I am so incredibly fortunate that I have not had to experience the mean spirit of some people. I’ve had people say things to me that hurt, but I know they had good intentions. I’ve had people say insensitive things, but not downright mean. Most of the time these people say things because they want to take away the pain I’m feeling.

One thing I’ve learned is you cannot, and you should not try to, take away someone’s pain. But you can make it easier to carry.

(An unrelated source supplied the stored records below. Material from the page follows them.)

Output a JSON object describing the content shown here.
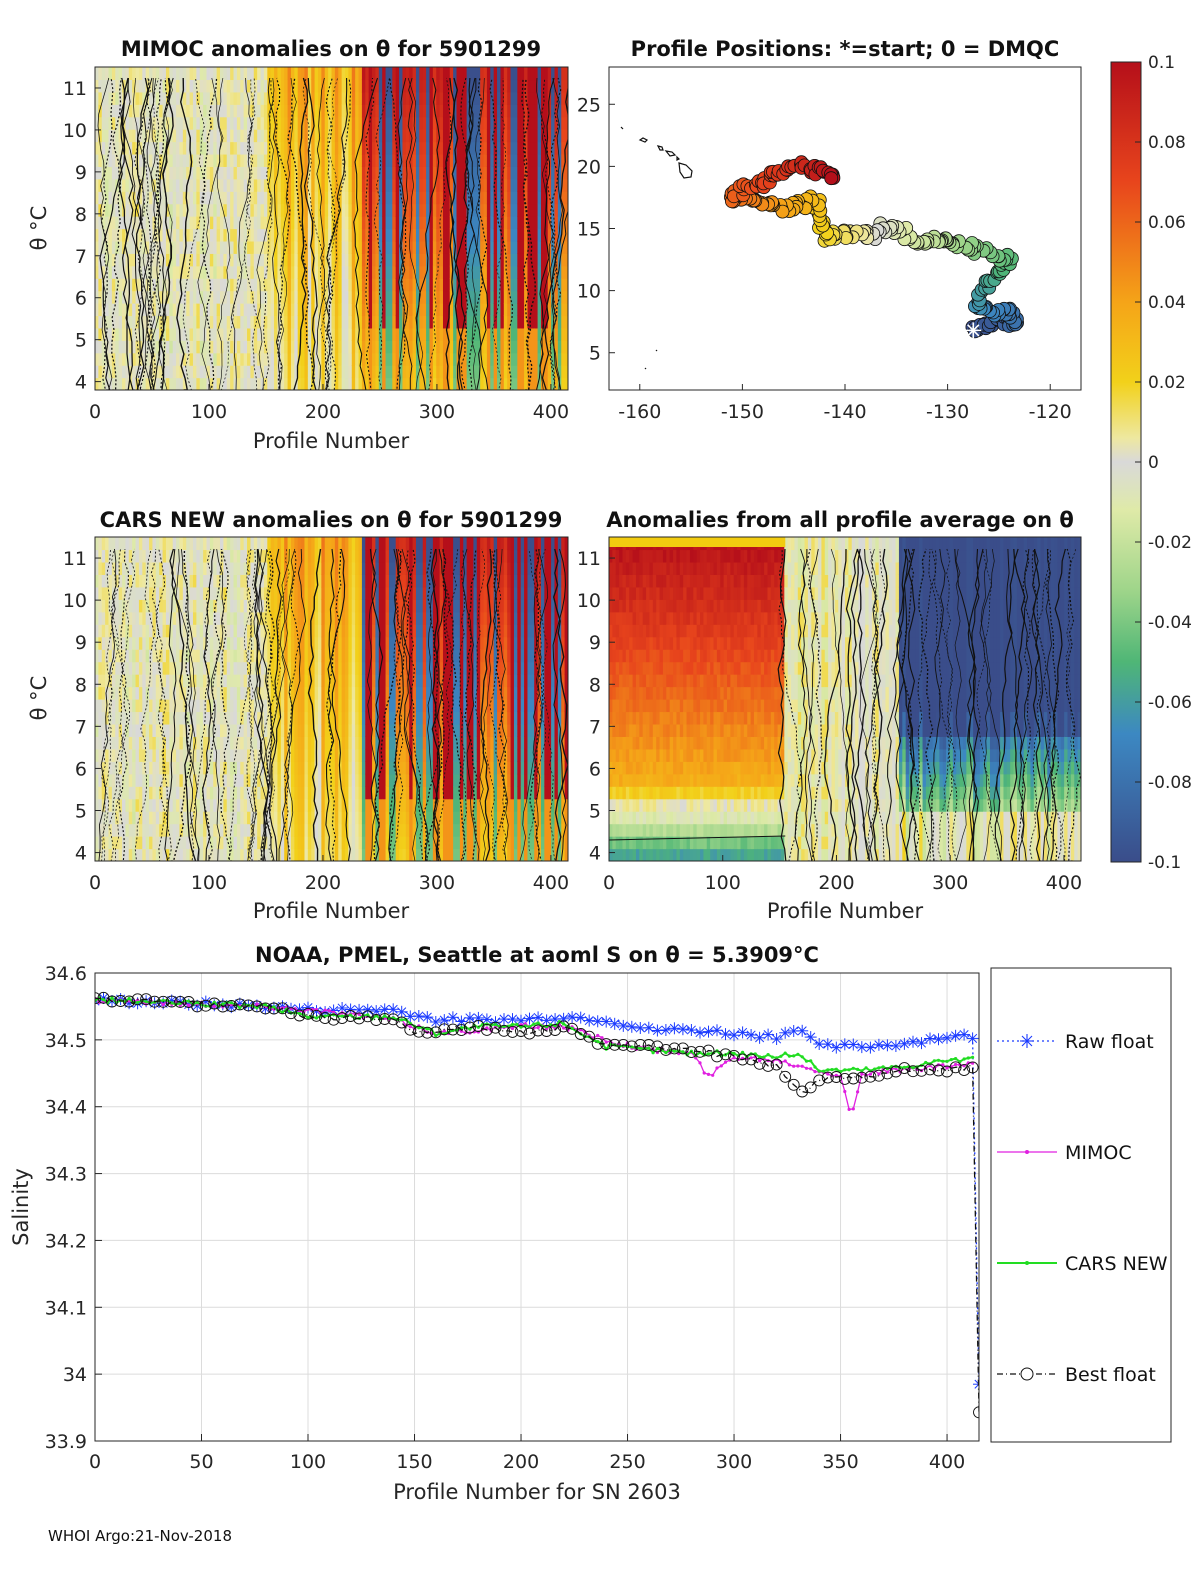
{
  "colors": {
    "red": "#c0141c",
    "orange": "#f07a20",
    "yellow": "#f2cc10",
    "lightyellow": "#eee08a",
    "gray": "#d9d9d9",
    "lightgreen": "#c9e6a0",
    "green": "#5fbf73",
    "teal": "#3aa0a8",
    "navy": "#3d5c9a",
    "raw": "#1a3aff",
    "mimoc": "#e020e0",
    "cars": "#22dd22",
    "best": "#111111"
  },
  "panels": {
    "mimoc_theta": {
      "title": "MIMOC anomalies on θ  for 5901299",
      "ylabel": "θ °C",
      "xlabel": "Profile Number",
      "xticks": [
        "0",
        "100",
        "200",
        "300",
        "400"
      ],
      "yticks": [
        "4",
        "5",
        "6",
        "7",
        "8",
        "9",
        "10",
        "11"
      ]
    },
    "positions": {
      "title": "Profile Positions: *=start; 0 = DMQC",
      "xticks": [
        "-160",
        "-150",
        "-140",
        "-130",
        "-120"
      ],
      "yticks": [
        "5",
        "10",
        "15",
        "20",
        "25"
      ]
    },
    "cars_theta": {
      "title": "CARS NEW anomalies on θ for 5901299",
      "ylabel": "θ °C",
      "xlabel": "Profile Number",
      "xticks": [
        "0",
        "100",
        "200",
        "300",
        "400"
      ],
      "yticks": [
        "4",
        "5",
        "6",
        "7",
        "8",
        "9",
        "10",
        "11"
      ]
    },
    "average_theta": {
      "title": "Anomalies from all profile average on θ",
      "xlabel": "Profile Number",
      "xticks": [
        "0",
        "100",
        "200",
        "300",
        "400"
      ],
      "yticks": [
        "4",
        "5",
        "6",
        "7",
        "8",
        "9",
        "10",
        "11"
      ]
    }
  },
  "colorbar": {
    "ticks": [
      "0.1",
      "0.08",
      "0.06",
      "0.04",
      "0.02",
      "0",
      "-0.02",
      "-0.04",
      "-0.06",
      "-0.08",
      "-0.1"
    ]
  },
  "footer": "WHOI Argo:21-Nov-2018",
  "chart_data": [
    {
      "type": "heatmap",
      "title": "MIMOC anomalies on θ  for 5901299",
      "xlabel": "Profile Number",
      "ylabel": "θ °C",
      "xlim": [
        0,
        415
      ],
      "ylim": [
        3.8,
        11.5
      ],
      "clim": [
        -0.1,
        0.1
      ],
      "segments": [
        {
          "x0": 0,
          "x1": 150,
          "value": 0.0
        },
        {
          "x0": 150,
          "x1": 235,
          "value": 0.03
        },
        {
          "x0": 235,
          "x1": 415,
          "value": 0.08
        }
      ]
    },
    {
      "type": "scatter",
      "title": "Profile Positions: *=start; 0 = DMQC",
      "xlim": [
        -163,
        -117
      ],
      "ylim": [
        2,
        28
      ],
      "start": [
        -127.5,
        6.8
      ],
      "track": [
        [
          -127.5,
          6.8
        ],
        [
          -126,
          7.2
        ],
        [
          -124.5,
          7.6
        ],
        [
          -123.2,
          7.3
        ],
        [
          -124,
          8.4
        ],
        [
          -125.5,
          8.2
        ],
        [
          -127,
          8.8
        ],
        [
          -126.5,
          10.3
        ],
        [
          -125,
          11.5
        ],
        [
          -124,
          12.5
        ],
        [
          -126,
          13
        ],
        [
          -128,
          13.6
        ],
        [
          -130,
          13.7
        ],
        [
          -131,
          14.2
        ],
        [
          -133,
          13.6
        ],
        [
          -134.5,
          14.8
        ],
        [
          -136,
          15.2
        ],
        [
          -137,
          14.5
        ],
        [
          -138.5,
          14.5
        ],
        [
          -140,
          14.6
        ],
        [
          -142,
          14.3
        ],
        [
          -142.5,
          16
        ],
        [
          -143,
          17.3
        ],
        [
          -144.5,
          16.8
        ],
        [
          -146.5,
          16.6
        ],
        [
          -148,
          17
        ],
        [
          -149.5,
          17.6
        ],
        [
          -151,
          17.4
        ],
        [
          -150,
          18.2
        ],
        [
          -148,
          18.6
        ],
        [
          -146.5,
          19.5
        ],
        [
          -145,
          20.2
        ],
        [
          -143.5,
          19.8
        ],
        [
          -142,
          19.6
        ],
        [
          -141,
          19.2
        ]
      ]
    },
    {
      "type": "heatmap",
      "title": "CARS NEW anomalies on θ for 5901299",
      "xlabel": "Profile Number",
      "ylabel": "θ °C",
      "xlim": [
        0,
        415
      ],
      "ylim": [
        3.8,
        11.5
      ],
      "clim": [
        -0.1,
        0.1
      ],
      "segments": [
        {
          "x0": 0,
          "x1": 150,
          "value": 0.0
        },
        {
          "x0": 150,
          "x1": 235,
          "value": 0.03
        },
        {
          "x0": 235,
          "x1": 415,
          "value": 0.08
        }
      ]
    },
    {
      "type": "heatmap",
      "title": "Anomalies from all profile average on θ",
      "xlabel": "Profile Number",
      "xlim": [
        0,
        415
      ],
      "ylim": [
        3.8,
        11.5
      ],
      "clim": [
        -0.1,
        0.1
      ],
      "segments": [
        {
          "x0": 0,
          "x1": 155,
          "value": 0.1
        },
        {
          "x0": 155,
          "x1": 255,
          "value": 0.0
        },
        {
          "x0": 255,
          "x1": 415,
          "value": -0.1
        }
      ]
    },
    {
      "type": "line",
      "title": "NOAA, PMEL, Seattle at aoml S on θ = 5.3909°C",
      "xlabel": "Profile Number for SN 2603",
      "ylabel": "Salinity",
      "xlim": [
        0,
        415
      ],
      "ylim": [
        33.9,
        34.6
      ],
      "xticks": [
        "0",
        "50",
        "100",
        "150",
        "200",
        "250",
        "300",
        "350",
        "400"
      ],
      "yticks": [
        "33.9",
        "34",
        "34.1",
        "34.2",
        "34.3",
        "34.4",
        "34.5",
        "34.6"
      ],
      "series": [
        {
          "name": "Raw float",
          "x": [
            0,
            40,
            80,
            100,
            140,
            160,
            180,
            200,
            220,
            240,
            260,
            280,
            300,
            320,
            330,
            340,
            360,
            380,
            400,
            413,
            415
          ],
          "y": [
            34.56,
            34.555,
            34.55,
            34.545,
            34.545,
            34.53,
            34.53,
            34.53,
            34.535,
            34.53,
            34.515,
            34.515,
            34.51,
            34.505,
            34.52,
            34.49,
            34.49,
            34.495,
            34.505,
            34.505,
            33.985
          ]
        },
        {
          "name": "MIMOC",
          "x": [
            0,
            40,
            80,
            100,
            140,
            160,
            180,
            200,
            220,
            240,
            260,
            280,
            288,
            300,
            320,
            340,
            350,
            355,
            360,
            380,
            400,
            413
          ],
          "y": [
            34.56,
            34.555,
            34.55,
            34.545,
            34.53,
            34.51,
            34.515,
            34.52,
            34.52,
            34.5,
            34.485,
            34.48,
            34.445,
            34.475,
            34.47,
            34.455,
            34.445,
            34.385,
            34.45,
            34.455,
            34.46,
            34.465
          ]
        },
        {
          "name": "CARS NEW",
          "x": [
            0,
            40,
            80,
            100,
            140,
            160,
            180,
            200,
            220,
            240,
            260,
            280,
            300,
            320,
            330,
            340,
            360,
            380,
            400,
            413
          ],
          "y": [
            34.56,
            34.555,
            34.55,
            34.535,
            34.535,
            34.51,
            34.52,
            34.52,
            34.525,
            34.49,
            34.485,
            34.48,
            34.48,
            34.475,
            34.48,
            34.455,
            34.455,
            34.46,
            34.47,
            34.47
          ]
        },
        {
          "name": "Best float",
          "x": [
            0,
            40,
            80,
            100,
            140,
            150,
            160,
            180,
            200,
            220,
            240,
            260,
            280,
            300,
            320,
            333,
            340,
            360,
            380,
            400,
            413,
            415
          ],
          "y": [
            34.56,
            34.555,
            34.55,
            34.535,
            34.53,
            34.51,
            34.515,
            34.52,
            34.51,
            34.52,
            34.49,
            34.49,
            34.485,
            34.475,
            34.46,
            34.42,
            34.44,
            34.445,
            34.455,
            34.455,
            34.46,
            33.943
          ]
        }
      ]
    }
  ]
}
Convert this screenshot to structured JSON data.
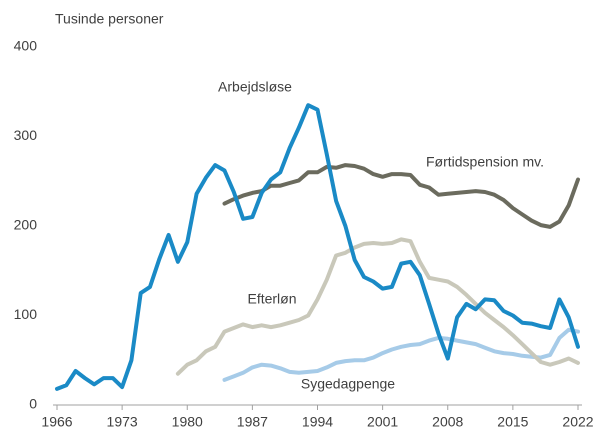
{
  "chart_data": {
    "type": "line",
    "y_axis_label": "Tusinde personer",
    "x": [
      1966,
      1967,
      1968,
      1969,
      1970,
      1971,
      1972,
      1973,
      1974,
      1975,
      1976,
      1977,
      1978,
      1979,
      1980,
      1981,
      1982,
      1983,
      1984,
      1985,
      1986,
      1987,
      1988,
      1989,
      1990,
      1991,
      1992,
      1993,
      1994,
      1995,
      1996,
      1997,
      1998,
      1999,
      2000,
      2001,
      2002,
      2003,
      2004,
      2005,
      2006,
      2007,
      2008,
      2009,
      2010,
      2011,
      2012,
      2013,
      2014,
      2015,
      2016,
      2017,
      2018,
      2019,
      2020,
      2021,
      2022
    ],
    "series": [
      {
        "name": "Arbejdsløse",
        "color": "#1a8ac6",
        "values": [
          18,
          22,
          38,
          30,
          23,
          30,
          30,
          20,
          50,
          125,
          132,
          163,
          190,
          160,
          182,
          236,
          254,
          268,
          262,
          238,
          208,
          210,
          237,
          252,
          260,
          287,
          310,
          335,
          330,
          280,
          228,
          200,
          162,
          143,
          138,
          130,
          132,
          158,
          160,
          145,
          113,
          80,
          52,
          98,
          113,
          107,
          118,
          117,
          105,
          100,
          92,
          91,
          88,
          86,
          118,
          98,
          65
        ]
      },
      {
        "name": "Førtidspension mv.",
        "color": "#6b6b5e",
        "values": [
          null,
          null,
          null,
          null,
          null,
          null,
          null,
          null,
          null,
          null,
          null,
          null,
          null,
          null,
          null,
          null,
          null,
          null,
          225,
          230,
          234,
          237,
          239,
          245,
          245,
          248,
          251,
          260,
          260,
          266,
          265,
          268,
          267,
          264,
          258,
          255,
          258,
          258,
          257,
          246,
          243,
          235,
          236,
          237,
          238,
          239,
          238,
          235,
          229,
          220,
          213,
          206,
          201,
          199,
          205,
          223,
          252
        ]
      },
      {
        "name": "Efterløn",
        "color": "#c9c8ba",
        "values": [
          null,
          null,
          null,
          null,
          null,
          null,
          null,
          null,
          null,
          null,
          null,
          null,
          null,
          35,
          45,
          50,
          60,
          65,
          82,
          86,
          90,
          87,
          89,
          87,
          89,
          92,
          95,
          100,
          118,
          140,
          167,
          170,
          176,
          180,
          181,
          180,
          181,
          185,
          183,
          160,
          142,
          140,
          138,
          132,
          123,
          113,
          103,
          95,
          87,
          78,
          68,
          58,
          48,
          45,
          48,
          52,
          47
        ]
      },
      {
        "name": "Sygedagpenge",
        "color": "#a6cbe8",
        "values": [
          null,
          null,
          null,
          null,
          null,
          null,
          null,
          null,
          null,
          null,
          null,
          null,
          null,
          null,
          null,
          null,
          null,
          null,
          28,
          32,
          36,
          42,
          45,
          44,
          41,
          37,
          36,
          37,
          38,
          42,
          47,
          49,
          50,
          50,
          53,
          58,
          62,
          65,
          67,
          68,
          72,
          75,
          74,
          72,
          70,
          68,
          64,
          60,
          58,
          57,
          55,
          54,
          53,
          56,
          75,
          84,
          82
        ]
      }
    ],
    "xlim": [
      1966,
      2022
    ],
    "xticks": [
      1966,
      1973,
      1980,
      1987,
      1994,
      2001,
      2008,
      2015,
      2022
    ],
    "ylim": [
      0,
      400
    ],
    "yticks": [
      0,
      100,
      200,
      300,
      400
    ],
    "legend": "inline",
    "grid": false
  }
}
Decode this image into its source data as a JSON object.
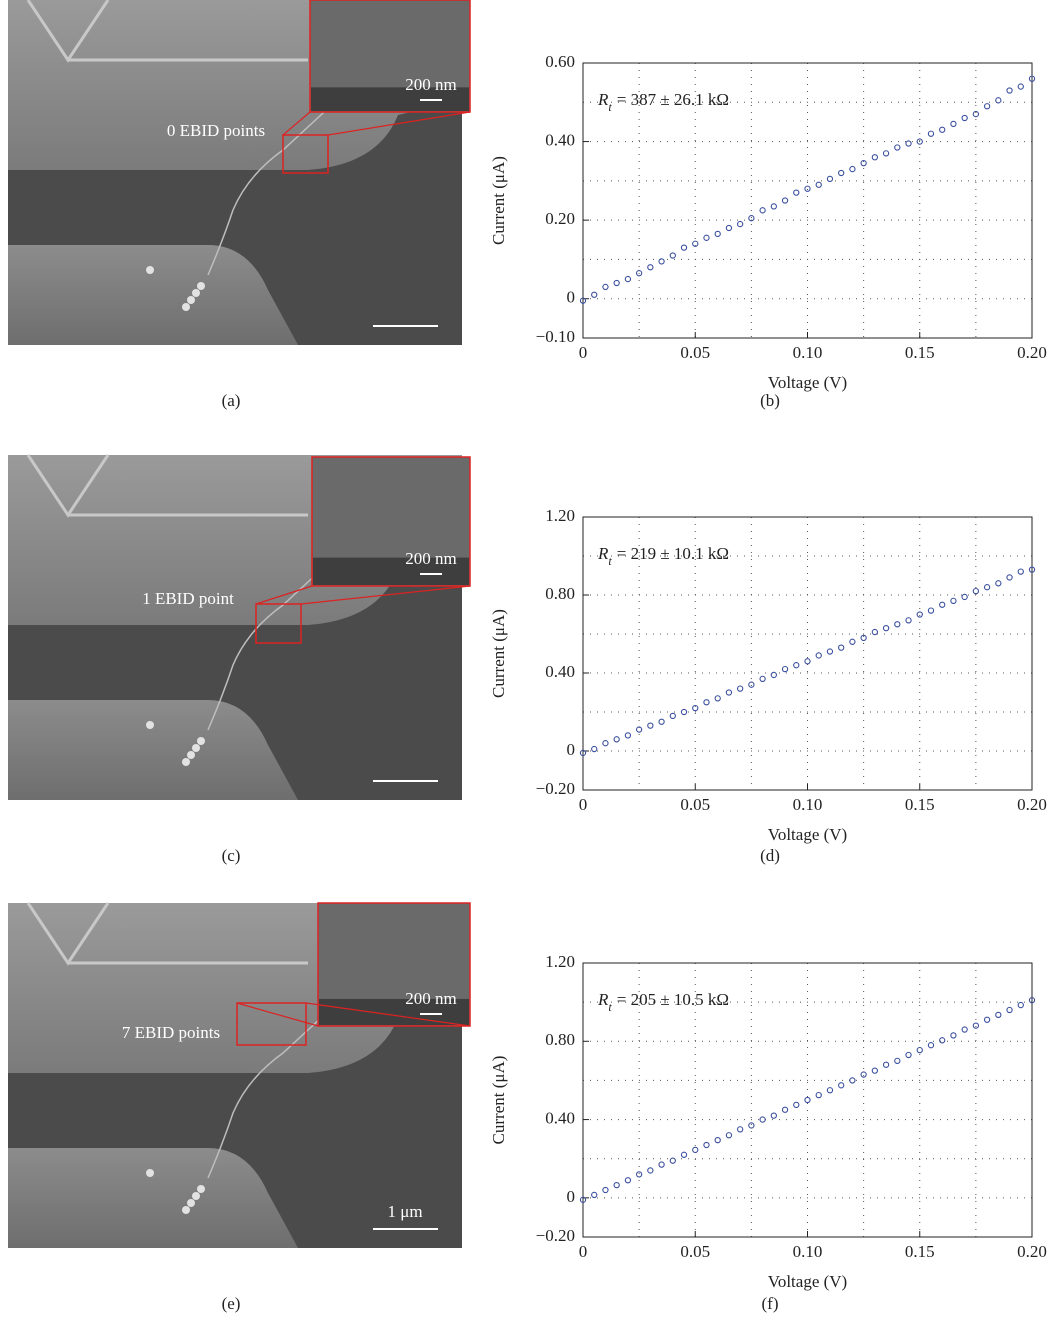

I love the quote from Lord of the Rings. It’s near the end of the movie when Frodo and Sam are trying to get into the heart of Mt. Doom to destroy the One Ring of Power. Frodo, burdened with carrying the ring, is exhausted, beat up, completely worn down and cannot move. Sam knows he cannot take the burden of the ring from Frodo, so he carry’s Frodo instead. It’s such a great moment in the movie. But after the accident I saw it a little bit differently, it became a metaphor for my support system. The Ring became my grief, a burden that only I can carry. Sam became my support system, all the people who prayed for me and supported me, were carrying me so I wouldn’t have to bear my burden alone.

Every time I felt the support of others, my burden was lifted a little bit.

I feel like God has given me an incredible gift in the people who’ve surrounded me and held me up during these last few years. I also feel like I’ve been given a glimpse of a vision God had for his church. I believe we are meant to help share each other’s burdens, to support and encourage each other through our pain and struggles.

 “He comforts us in all our troubles so that we can comfort others. When they are troubled, we will be able to give them the same comfort God has given us.” 2 Corinthians 1:4 (New Living Translation)

When we share the burden of grief and pain, we make that burden lighter. We can then turn around and use the support we were given to help support others in their pain.

I can honestly say having the support system I do, has made all the difference in my life. So Thank You to everyone who has prayed for me, supported me, encouraged me and listened to me. I would not be where I am today without you.